The impact of rural-urban migration to youth livelihoods in Tanzania .
The Case of Mbeya City
This paper discusses the impact of rural-urban migration to youth livelihoods in Mbeya city, Tanzania. In this research based on a study conducted in 2008. A sample of 200 youths was randomly drawn from wards and village/mtaa levels. This is an exploratory design study and was not guided by any pre- assumptions such as hypotheses but rather used research questions. Methods of data collection included interviews with the youth and key informants, focus group discussions, questionnaires and non-participant observations. The methods used for analysis were both qualitative and quantitative. The descriptive approach was used essentially in generating statistics. The paper focused on identifying push and pulls factors of youth migration from rural to urban areas. Poverty, to be precise, in the rural areas was one of the major factors pushing people from the rural areas, while availability of non-farm activities in the urban areas were pull factor attracting young people to urban areas.
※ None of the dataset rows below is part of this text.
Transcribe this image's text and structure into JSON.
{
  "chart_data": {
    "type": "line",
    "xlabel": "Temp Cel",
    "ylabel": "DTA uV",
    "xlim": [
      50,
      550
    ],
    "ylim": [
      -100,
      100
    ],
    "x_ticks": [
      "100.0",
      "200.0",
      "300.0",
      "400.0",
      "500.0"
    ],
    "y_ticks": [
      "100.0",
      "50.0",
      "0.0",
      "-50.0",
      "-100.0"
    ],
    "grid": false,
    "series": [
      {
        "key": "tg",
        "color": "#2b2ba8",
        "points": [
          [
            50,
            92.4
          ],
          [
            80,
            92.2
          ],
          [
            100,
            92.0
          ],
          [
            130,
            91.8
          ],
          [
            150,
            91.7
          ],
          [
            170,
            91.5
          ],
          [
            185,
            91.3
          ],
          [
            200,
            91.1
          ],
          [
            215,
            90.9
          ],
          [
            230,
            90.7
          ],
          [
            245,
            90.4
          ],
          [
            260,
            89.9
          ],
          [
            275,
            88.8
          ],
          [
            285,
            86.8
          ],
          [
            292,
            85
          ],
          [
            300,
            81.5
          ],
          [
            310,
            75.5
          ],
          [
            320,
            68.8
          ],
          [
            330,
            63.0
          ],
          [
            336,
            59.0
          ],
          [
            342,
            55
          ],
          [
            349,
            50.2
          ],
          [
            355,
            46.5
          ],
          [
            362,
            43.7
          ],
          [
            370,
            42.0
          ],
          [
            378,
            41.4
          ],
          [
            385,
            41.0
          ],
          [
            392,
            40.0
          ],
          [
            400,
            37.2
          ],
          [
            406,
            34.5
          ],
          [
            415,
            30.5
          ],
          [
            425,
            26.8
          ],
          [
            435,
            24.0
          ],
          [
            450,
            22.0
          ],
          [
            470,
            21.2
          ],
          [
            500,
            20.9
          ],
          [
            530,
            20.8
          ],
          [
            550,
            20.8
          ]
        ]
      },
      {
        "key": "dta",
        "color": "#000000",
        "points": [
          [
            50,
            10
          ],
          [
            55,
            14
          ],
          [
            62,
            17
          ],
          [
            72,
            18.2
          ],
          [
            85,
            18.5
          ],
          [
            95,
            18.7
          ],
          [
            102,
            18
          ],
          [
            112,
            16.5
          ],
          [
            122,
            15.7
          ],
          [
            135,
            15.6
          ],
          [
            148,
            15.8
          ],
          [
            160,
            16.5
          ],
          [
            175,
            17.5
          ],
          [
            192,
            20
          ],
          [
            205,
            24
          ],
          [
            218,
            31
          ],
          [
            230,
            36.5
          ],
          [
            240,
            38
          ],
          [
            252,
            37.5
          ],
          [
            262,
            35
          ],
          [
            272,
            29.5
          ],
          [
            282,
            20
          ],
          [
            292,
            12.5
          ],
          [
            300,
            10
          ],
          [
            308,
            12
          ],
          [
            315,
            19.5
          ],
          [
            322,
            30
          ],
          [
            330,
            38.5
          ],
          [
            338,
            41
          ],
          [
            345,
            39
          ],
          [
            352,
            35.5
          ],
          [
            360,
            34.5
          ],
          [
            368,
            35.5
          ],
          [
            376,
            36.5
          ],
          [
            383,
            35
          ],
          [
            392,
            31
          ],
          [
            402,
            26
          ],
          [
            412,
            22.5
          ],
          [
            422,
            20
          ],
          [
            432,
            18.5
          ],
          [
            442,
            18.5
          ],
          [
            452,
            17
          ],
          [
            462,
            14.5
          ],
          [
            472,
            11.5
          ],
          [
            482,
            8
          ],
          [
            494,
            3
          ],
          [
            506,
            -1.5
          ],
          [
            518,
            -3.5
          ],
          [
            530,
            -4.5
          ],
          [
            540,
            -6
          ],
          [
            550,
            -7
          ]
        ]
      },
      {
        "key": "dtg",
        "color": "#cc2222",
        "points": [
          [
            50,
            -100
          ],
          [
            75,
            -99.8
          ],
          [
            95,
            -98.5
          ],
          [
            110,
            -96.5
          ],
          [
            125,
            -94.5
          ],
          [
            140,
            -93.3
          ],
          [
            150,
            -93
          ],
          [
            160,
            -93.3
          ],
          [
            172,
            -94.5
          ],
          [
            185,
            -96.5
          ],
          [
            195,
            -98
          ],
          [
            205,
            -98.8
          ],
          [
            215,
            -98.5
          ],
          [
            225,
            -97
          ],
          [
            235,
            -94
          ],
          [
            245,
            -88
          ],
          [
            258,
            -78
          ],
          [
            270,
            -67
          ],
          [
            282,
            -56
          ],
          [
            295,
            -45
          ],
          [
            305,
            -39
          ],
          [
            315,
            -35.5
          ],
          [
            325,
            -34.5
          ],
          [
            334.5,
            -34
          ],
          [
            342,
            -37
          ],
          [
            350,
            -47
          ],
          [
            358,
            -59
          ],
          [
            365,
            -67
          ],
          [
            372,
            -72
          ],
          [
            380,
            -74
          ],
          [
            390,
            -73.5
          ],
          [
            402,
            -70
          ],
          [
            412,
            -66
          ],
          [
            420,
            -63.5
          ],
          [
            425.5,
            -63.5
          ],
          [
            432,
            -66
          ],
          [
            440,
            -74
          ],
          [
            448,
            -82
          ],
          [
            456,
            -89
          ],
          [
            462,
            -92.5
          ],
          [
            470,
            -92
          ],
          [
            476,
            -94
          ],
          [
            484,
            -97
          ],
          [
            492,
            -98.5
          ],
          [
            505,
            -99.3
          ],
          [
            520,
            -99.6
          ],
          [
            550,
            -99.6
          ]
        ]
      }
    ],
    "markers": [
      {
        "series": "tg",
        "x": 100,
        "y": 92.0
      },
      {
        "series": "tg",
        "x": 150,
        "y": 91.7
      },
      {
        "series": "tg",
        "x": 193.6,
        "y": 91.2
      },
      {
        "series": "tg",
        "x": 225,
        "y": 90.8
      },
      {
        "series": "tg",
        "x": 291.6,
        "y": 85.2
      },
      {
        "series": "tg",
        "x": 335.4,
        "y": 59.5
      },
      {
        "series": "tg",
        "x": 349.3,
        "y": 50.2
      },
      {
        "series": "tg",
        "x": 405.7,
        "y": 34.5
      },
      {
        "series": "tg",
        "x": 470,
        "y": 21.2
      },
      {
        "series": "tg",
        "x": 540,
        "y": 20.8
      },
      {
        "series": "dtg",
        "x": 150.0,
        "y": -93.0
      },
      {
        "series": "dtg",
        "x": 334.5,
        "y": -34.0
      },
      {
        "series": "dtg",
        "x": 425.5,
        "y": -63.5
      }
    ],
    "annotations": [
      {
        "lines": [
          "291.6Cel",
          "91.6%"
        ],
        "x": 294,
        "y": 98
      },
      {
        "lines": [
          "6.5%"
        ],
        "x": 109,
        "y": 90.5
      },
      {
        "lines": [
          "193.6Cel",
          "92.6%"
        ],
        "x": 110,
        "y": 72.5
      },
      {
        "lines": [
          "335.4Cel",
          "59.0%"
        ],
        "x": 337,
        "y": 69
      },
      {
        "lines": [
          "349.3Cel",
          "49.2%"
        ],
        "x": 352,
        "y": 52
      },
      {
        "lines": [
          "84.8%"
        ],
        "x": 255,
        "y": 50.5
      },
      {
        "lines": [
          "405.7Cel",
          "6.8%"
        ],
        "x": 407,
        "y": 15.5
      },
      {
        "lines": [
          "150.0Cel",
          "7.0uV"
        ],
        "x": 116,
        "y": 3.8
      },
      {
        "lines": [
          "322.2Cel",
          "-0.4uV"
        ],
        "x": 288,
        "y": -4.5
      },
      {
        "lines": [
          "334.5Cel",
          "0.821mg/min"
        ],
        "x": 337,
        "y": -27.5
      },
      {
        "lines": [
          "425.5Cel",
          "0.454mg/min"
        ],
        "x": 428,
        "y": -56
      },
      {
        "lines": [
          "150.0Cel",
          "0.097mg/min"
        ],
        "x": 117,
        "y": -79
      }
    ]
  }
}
However, it showed that the majority of youths lacked formal education and necessary vocational skills to be employed in the urban labour market. Hence, most of the young people ended up being employed in marginal jobs like petty commodity trade, barmaids, commercial sex workers, street food vendors, commuter bus conductors, which are paying better compared to rural earnings hence improving their livelihoods. The study also showed that due to limited opportunity of wage employment in Mbeya city such the decay of industries and few formal employments, most of the youths were employed in informal sector. Moreover, the finding revealed that the movement of young people from rural to urban areas was slightly changing the livelihoods of the youth due to availability of business opportunities and other income generating activities in Mbeya city. This study concluded that the rural poverty was major driving force towards rural-urban migration among the youth in Mbeya city. Finally, the study recommends that effective rural development strategies, poverty alleviation, and provision of necessary physical and social infrastructure can become an effective tool of minimising young people moving away from rural areas.